THE SUMMIT OF COWLES MOUNTAIN IS A POPULAR HIKING DESTINATION THAT ATTRACTS HUNDREDS OF PEOPLE PER DAY MAKING IT ONE OF THE MOST VISITED SIGHTS Near THE CITY OF SAN DIEGO.
Name: Cowles Mountain
Height: 486 m (1,593 ft)
Location: in San Diego, California, USA
First Climbed: unknown
Climb Time: 2-3 hours
Best Time to Climb: it is climbed all year round
Introduction to Cowles Mountain.
Cowles Mountain is a prominent hill located in the San Carlos neighborhood within City of San Diego, California. It is the highest point of the city. The entire mountain, with its marked trails, is a protected area within Mission Trails Regional Park.
The mountain is named after George A. Cowles a rancher and businessman, who lived in the 19th century. The name of the mountain is often mispronounced as many people tends to say it in the rhyme with "towels," the correct pronunciation of the name should be like "Coals" as this is how George Cowles's family was known.
Even though nowadays the general name for the mountain is “Cowles”, for many years it was locally known as "S" Mountain, due to a giant “S” letter painted on a side of a mountain by San Diego University students in 1931. It had been taken down under US military’s orders during the World War II, soon after which it had been repainted and stayed up until 1970 when it was abolished due to environmental concerns.
Hiking up to Cowles Mountain only takes around two hours, so it is a great activity for ones who wish for a quick getaway from a hectic city life. The hike is a nice workout, but it is not exhausting. On the walk you will see lots of plants, maybe even wildlife and most importantly the amazing panorama of the city of San Diego.
CLIMBING COWLES Mountain.
The most popular trail is only 2,4 km (1,5 mi) long and an elevation gain is only about 290 m (950 ft). This trail starts on the corner of Golfcrest Drive and Navajo Road.
The route follows a dirt path and starts to go uphill from the very beginning. The trail can be a little misleading at times as it looks like many people have made their own way to the top - the trail often splits into 3 or 4 directions. On the other hand, all paths seem to lead to the same place. As you continue the climb the views get better and wider, but only when you reach the summit you get the full 360-degree view.

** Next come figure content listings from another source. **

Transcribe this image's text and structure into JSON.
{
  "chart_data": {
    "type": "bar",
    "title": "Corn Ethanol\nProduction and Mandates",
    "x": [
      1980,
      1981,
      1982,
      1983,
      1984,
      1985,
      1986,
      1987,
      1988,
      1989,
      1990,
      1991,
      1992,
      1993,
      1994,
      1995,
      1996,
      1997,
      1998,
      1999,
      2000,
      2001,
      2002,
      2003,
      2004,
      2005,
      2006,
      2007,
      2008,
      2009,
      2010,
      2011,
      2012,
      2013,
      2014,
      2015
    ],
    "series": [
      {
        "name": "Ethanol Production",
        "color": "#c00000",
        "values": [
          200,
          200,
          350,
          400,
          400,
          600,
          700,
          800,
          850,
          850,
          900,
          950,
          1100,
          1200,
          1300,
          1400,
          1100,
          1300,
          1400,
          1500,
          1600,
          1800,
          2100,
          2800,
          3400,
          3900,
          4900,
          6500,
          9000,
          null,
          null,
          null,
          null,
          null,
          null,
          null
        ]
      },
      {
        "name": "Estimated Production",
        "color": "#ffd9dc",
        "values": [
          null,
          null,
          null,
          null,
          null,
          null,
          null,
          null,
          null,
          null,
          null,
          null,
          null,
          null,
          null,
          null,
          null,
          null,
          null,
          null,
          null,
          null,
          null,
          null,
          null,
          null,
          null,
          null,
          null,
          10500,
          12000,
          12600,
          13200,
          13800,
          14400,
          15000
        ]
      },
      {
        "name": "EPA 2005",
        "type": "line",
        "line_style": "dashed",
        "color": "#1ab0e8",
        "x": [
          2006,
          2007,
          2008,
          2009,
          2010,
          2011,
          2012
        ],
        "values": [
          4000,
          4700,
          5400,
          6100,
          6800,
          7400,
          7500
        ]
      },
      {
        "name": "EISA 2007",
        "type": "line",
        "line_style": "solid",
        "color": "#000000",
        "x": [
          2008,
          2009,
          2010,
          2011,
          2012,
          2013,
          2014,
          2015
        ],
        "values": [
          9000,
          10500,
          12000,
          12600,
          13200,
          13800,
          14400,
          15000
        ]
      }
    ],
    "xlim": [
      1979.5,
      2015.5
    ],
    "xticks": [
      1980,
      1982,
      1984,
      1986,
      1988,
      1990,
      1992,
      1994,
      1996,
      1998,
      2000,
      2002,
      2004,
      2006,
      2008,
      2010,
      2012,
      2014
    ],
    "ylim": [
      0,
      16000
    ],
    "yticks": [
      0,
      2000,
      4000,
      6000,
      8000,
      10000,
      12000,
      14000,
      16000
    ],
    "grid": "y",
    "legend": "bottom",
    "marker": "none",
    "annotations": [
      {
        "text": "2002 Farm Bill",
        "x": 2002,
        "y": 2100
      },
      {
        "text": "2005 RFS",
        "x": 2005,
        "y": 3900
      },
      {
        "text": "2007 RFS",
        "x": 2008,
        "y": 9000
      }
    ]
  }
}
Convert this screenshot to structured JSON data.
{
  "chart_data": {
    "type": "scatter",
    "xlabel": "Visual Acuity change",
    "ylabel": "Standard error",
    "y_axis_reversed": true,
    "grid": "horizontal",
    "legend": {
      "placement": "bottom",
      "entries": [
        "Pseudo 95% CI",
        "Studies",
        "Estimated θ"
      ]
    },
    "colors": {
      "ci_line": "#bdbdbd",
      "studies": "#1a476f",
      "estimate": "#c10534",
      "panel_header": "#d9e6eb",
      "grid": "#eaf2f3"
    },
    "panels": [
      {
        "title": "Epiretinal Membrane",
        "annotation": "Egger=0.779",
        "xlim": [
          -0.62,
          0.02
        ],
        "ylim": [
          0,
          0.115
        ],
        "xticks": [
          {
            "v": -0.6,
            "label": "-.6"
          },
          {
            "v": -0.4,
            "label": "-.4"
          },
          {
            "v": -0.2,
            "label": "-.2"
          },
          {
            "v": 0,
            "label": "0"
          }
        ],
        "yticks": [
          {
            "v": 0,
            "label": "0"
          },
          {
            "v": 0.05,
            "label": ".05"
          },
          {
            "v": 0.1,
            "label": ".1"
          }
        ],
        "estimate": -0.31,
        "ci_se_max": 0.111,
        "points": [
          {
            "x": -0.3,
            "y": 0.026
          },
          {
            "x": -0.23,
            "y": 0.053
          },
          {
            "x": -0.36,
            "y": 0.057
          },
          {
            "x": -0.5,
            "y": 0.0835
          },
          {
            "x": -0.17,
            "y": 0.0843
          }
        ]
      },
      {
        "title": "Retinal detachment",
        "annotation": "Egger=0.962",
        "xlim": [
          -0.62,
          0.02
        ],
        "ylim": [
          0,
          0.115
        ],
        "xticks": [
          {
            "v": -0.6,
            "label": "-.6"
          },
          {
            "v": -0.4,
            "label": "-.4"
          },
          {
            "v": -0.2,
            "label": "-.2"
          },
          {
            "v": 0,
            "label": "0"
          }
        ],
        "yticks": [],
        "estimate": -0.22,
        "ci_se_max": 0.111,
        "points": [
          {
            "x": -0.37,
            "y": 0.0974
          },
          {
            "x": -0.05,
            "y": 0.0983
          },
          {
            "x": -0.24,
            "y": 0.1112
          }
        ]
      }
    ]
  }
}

Mount Cowles is not that tall even by San Diego County standards, but the views from the summit do not disappoint. From the summit, you can see downtown San Diego, Cabrillo National Monument and even Tijuana on a clear day.
There are also alternative hikes starting from different points, such as Barker Way Trail. This trail is a bit less crowded than Golfcrest Trail, while the Big Rock Trail probably has the lowest number of users and is the longest and the most challenging route to the summit. There is also a trail that starts at Mesa Road trailhead, which is considered to be one of the treasures of the park less known among the public.
TREKKING AROUND SAN DIEGO.
There are quite a few places to hike around in San Diego County, same as in San Diego City.
Within the Mission Trails Regional Park there are four other notable peaks: Pyles Peak, Kwaay Paay, South Fortuna and North Fortuna. These are obvious choices for nearby Cowles Mountain hikes. Actually, you can even do it at the same time with the Cowles Mountain while participating in the 5-Peak Challenge that officially kicked off in 2015.
If you are willing to go a little bit further from the city, with easy access located at Ladera St. and Sunset Cliffs Blvd in Ocean Beach, there is Sunset Cliffs Natural Park. This pleasant and relaxing 2,4 km (1,5 mi) walk offers you outstanding sea cliffs, tide pools along with the ocean and in the evening you can even expect to see dolphins and plenty of seals
Furthermore, close to the City of San Diego, there is also Shepherd Canyon - a 3,4 km (2,1 mi) out and back trail that features a lake and is rated as easy. Another option for an easy hike with a possibility to admire some beautiful wildflowers is a Tecolote Canyon Trail.
Finally, roughly an hour northwest of San Diego there is a 6,8 km (4,2 mi) long Cedar Creek Fall to Devil’s Punchbowl Trail that leads to a massive waterfall pouring into the natural pool, surrounded by 75 ft cliffs.